### Kim Vo - Distilling the web into GIS datasets

#### Project details: 
Scraping the addresses of Light Rail Stations in Seattle and display them on an interactive web map. I chose to use Light Rail stations for this project because I expected to work with small data, so I could easily track the geocoding proccess, learn how it works, and also check the final map so see if there are any lost data.

#### My work proccess:
* Scraped data from the internet using lxml and cssselect
* Converted data from dictionary structure into GeoData using Pandas, and then to GeoDataFrame using GeoPandas
* Created interactive web map using Folium

Light Rail Stations data from https://www.soundtransit.org/Rider-Guide/link-light-rail/link-light-rail-stations  <br>
Link to students.washington.edu web space: http://students.washington.edu/vokim/StationsMap.html <br>

#### Hours spent on this project:
* Find and scrape data: 1 hour
* Convert to geodataframe: 6 hours
* Display map with folium: 3 hours
* Prepare materials for submission: 1 hour

In [2]:
import urllib2, lxml, pandas, folium, os, urllib, json, geocoder
from lxml import html
from geopandas import GeoDataFrame
from shapely.geometry import Point

In [5]:
# Setting up URL to read and parse
url = "https://www.soundtransit.org/Rider-Guide/link-light-rail/link-light-rail-stations"
req = urllib2.Request(url, headers={'User-Agent' : "Magic Browser"}) 
con = urllib2.urlopen( req )
doc_text = con.read()
doc = lxml.html.fromstring(doc_text)
doc.make_links_absolute(url)

In [6]:
# Store data in lists
name, address = [], []
for row in doc.cssselect(".field-item p"):
    lines = row.text_content().split("\n") # Handle <br> tag
    name.append(lines[0].replace("\t",""))
    address.append(lines[1].replace("\t",""))

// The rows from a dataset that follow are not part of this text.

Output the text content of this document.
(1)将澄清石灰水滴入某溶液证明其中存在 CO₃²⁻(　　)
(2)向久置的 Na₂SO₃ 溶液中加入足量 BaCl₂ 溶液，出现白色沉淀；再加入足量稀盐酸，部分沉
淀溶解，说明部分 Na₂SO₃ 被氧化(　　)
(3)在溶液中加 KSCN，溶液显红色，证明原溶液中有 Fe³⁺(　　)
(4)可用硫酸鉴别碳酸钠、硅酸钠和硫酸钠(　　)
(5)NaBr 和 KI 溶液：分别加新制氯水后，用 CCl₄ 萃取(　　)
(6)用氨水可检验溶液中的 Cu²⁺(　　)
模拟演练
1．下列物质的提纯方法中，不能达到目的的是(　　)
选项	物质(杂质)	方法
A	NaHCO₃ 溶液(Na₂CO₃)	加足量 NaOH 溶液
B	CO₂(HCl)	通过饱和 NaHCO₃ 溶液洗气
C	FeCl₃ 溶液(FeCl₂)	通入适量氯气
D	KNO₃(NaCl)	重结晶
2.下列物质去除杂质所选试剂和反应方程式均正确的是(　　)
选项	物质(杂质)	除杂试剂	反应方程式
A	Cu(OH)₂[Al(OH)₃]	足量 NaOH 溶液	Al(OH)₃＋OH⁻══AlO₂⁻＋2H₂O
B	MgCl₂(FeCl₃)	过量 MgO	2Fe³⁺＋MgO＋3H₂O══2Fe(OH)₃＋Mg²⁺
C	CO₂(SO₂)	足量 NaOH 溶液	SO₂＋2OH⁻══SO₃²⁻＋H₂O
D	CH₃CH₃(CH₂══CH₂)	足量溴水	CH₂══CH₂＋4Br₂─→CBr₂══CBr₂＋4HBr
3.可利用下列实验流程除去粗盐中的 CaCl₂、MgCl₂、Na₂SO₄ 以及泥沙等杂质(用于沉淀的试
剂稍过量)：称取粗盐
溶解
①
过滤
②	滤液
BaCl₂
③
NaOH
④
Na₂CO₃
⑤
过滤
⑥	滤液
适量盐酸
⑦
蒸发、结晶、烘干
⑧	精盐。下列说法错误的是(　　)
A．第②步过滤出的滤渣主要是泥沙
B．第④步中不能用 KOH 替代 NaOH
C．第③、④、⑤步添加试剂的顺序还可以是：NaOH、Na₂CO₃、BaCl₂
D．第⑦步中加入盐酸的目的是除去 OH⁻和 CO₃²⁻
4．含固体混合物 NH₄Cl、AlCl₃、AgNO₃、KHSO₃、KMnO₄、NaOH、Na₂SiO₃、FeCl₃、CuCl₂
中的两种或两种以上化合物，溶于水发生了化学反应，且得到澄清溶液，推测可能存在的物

I tried opencage but didn't really like it, and found out that ArcGIS geocoder is easy and it returns more accurate data <br>
Source: https://github.com/DenisCarriere/geocoder

In [7]:
# Put lists into dictionary
data = {'Name':[], 'Address':[], 'lat':[], 'lng':[]}
i = 0
while i < len(name):
    data['Name'].append(name[i])
    data['Address'].append(address[i])
    g = geocoder.arcgis(address[i], maxRows=1)    # Convert address to long & lat
    data['lat'].append(g.lat)                     # Parse long & lat from json file
    data['lng'].append(g.lng)
    i += 1

Source: https://gis.stackexchange.com/questions/174159/convert-a-pandas-dataframe-to-a-geodataframe/174168


In [8]:
# Convert data in Dictionary to GeoDataFrame
gdf = pandas.DataFrame(data,columns=['Name','Address','lat','lng'])
geometry = [Point(xy) for xy in zip(gdf['lng'], gdf['lat'])] # Create point geometry
gdf = gdf.drop(['lng', 'lat'], axis=1)
crs = {'init': 'epsg:4326'}                                  # Set projection
gdf = GeoDataFrame(gdf, crs=crs, geometry=geometry)          # Convert dataframe->geodataframe
gdf.head()

Unnamed: 0,Name,Address,geometry
0,University of Washington Station,"3720 Montlake Blvd NE, Seattle, WA",POINT (-122.3045020146049 47.64911603275507)
1,Capitol Hill Station,"140 Broadway E., Seattle, WA",POINT (-122.3208259682629 47.6192193967835)
2,Westlake Station,"4th Ave & Pine St., Seattle, WA",POINT (-122.3376435 47.611179)
3,University Street Station,"3rd Ave & Seneca St., Seattle, WA",POINT (-122.3353215 47.60702099999999)
4,Pioneer Square Station,"3rd Ave & James St., Seattle, WA",POINT (-122.3314425 47.602755)


In [18]:
# Make map with custom icon and pop up
myMap = folium.Map(location=[47.5399, -122.3001], zoom_start=11,
                   tiles='openstreetmap')
for i,row in gdf.iterrows():
    folium.Marker([row.geometry.y, row.geometry.x],
                  icon = folium.features.CustomIcon('http://205.166.161.233/MyRide/css/ico/bus_pointer.svg', 
                                                    icon_size=(35, 35)),
                  popup= row.Name + "<br/>" + row.Address).add_to(myMap)
myMap

In [10]:
gdf.to_file('stations.shp')       # Export shp
myMap.save('StationsMap.html')    # Save HTML doc

#### Challenges
I first used OpenCageData to convert addressed into longs and lats, but 3 stations were lost during the process. So I searched for another option and used geocoder ArcGIS to do the conversion. I'm also not very sure about the difference between Pandas and GeoPandas. Is it correct that Pandas creates Data Frame table, and GeoPandas creates GeoDataFrame?